Riziculture dans la Suisse septentrionale – fiction ou réalité future?

Zurich-Reckenholz, 22.10.2018 - Les surfaces temporairement inondées sont considérées comme des terres cultivables de moindre valeur. Elles ont été «revalorisées» au moyen de terre de remblai et de systèmes de drainage. Or, bon nombre de ceux-ci ont aujourd’hui besoin d'être remis en état. De nouvelles solutions sont donc cherchées. Selon les spécialistes d'Agroscope, la culture du riz dans le nord de la Suisse pourrait être une option respectueuse de l'environnement avec un potentiel de valeur ajoutée.

Avant de renouveler les systèmes d'irrigation et de drainage et de prendre des mesures d'amélioration des sols, il convient d'envisager d'autres solutions. La valeur des terres temporairement inondées devrait augmenter de manière notable, si la production de riz s’y développe au cours des années à venir. En outre, la culture du riz sur des surfaces temporairement inondées entraînerait la création de nouvelles zones humides. Les espèces animales et végétales présentes dans ces zones sont aujourd'hui particulièrement menacées en raison du manque d'habitats. La riziculture pourrait donc, d'une part, promouvoir ces espèces et, d'autre part, mettre sur le marché de nouveaux produits suisses compétitifs.

Demande et potentiel de valeur ajoutée disponibles

Des spécialistes d'Agroscope ont effectué des essais pilotes sur des terres assolées humides : dans la zone alluviale de la Witi, près de Granges, du riz a été cultivé en 2017 sur des parcelles temporairement inondées selon différentes méthodes de riziculture. Après le travail du sol, les parcelles ont été inondées avec de l'eau de drainage afin que le riz (variété Loto) puisse être planté début mai. Les plantons se sont bien développés et les grains mûrs ont été récoltés à la fin du mois d'août.

Les nombreuses années d'expérience en riziculture sèche au Tessin montrent que la demande en riz pour risotto cultivé en Suisse est importante. Le potentiel actuel de rendement au Tessin est de 4 à 7 tonnes/ha. Des quantités semblables ont été récoltées dans l'essai pilote d'Agroscope de cette année avec du riz cultivé sur des surfaces temporairement inondées, sur lesquelles par ailleurs aucun pesticide n'a été utilisé.
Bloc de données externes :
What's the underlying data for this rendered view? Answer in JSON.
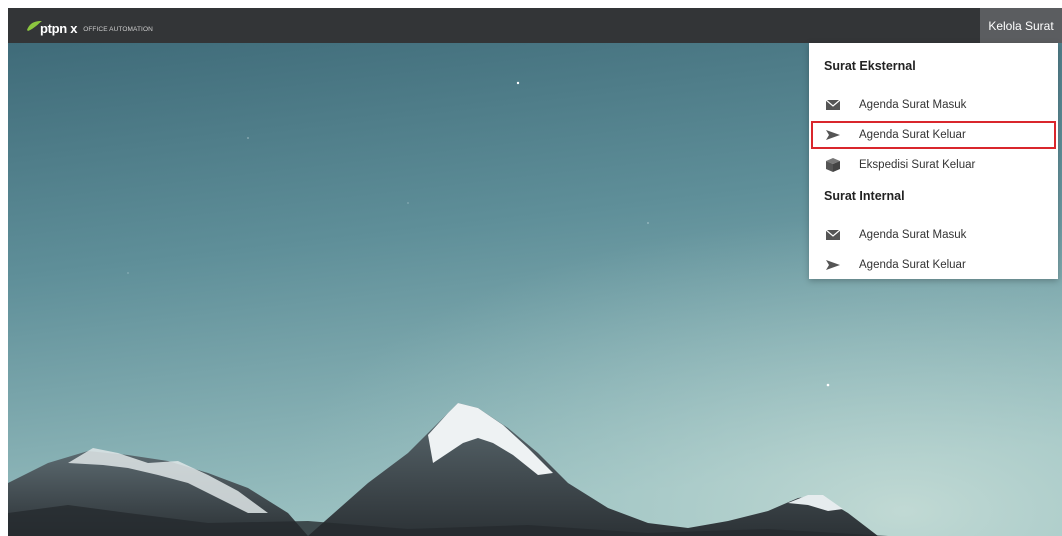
{
  "header": {
    "brand_name": "ptpn x",
    "brand_subtitle": "OFFICE AUTOMATION",
    "nav_button": "Kelola Surat"
  },
  "dropdown": {
    "sections": [
      {
        "title": "Surat Eksternal",
        "items": [
          {
            "label": "Agenda Surat Masuk",
            "icon": "envelope-icon"
          },
          {
            "label": "Agenda Surat Keluar",
            "icon": "send-icon",
            "highlighted": true
          },
          {
            "label": "Ekspedisi Surat Keluar",
            "icon": "box-icon"
          }
        ]
      },
      {
        "title": "Surat Internal",
        "items": [
          {
            "label": "Agenda Surat Masuk",
            "icon": "envelope-icon"
          },
          {
            "label": "Agenda Surat Keluar",
            "icon": "send-icon"
          }
        ]
      }
    ]
  },
  "colors": {
    "topbar": "#333537",
    "nav_button_bg": "#5b5d60",
    "highlight_border": "#d9262c",
    "brand_leaf": "#8cc63f"
  }
}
Avec une valeur de vente directe de cinq à six francs par kg pour la variété de riz utilisée, le potentiel de valeur ajoutée est donc considérable.

Conclusion : la culture du riz peut être rentable aussi dans le nord de la Suisse

Les spécialistes d’Agroscope concluent dans leur étude que la culture du riz en tant que produit de niche sur des surfaces temporairement inondées peut être rentable. Par ailleurs, la nature en profite aussi, car des espèces animales et végétales très menacées qui dépendent de ces habitats peuvent s'y établir. On a observé dans la rizière des rainettes vertes, des crapauds calamites et diverses espèces de libellules.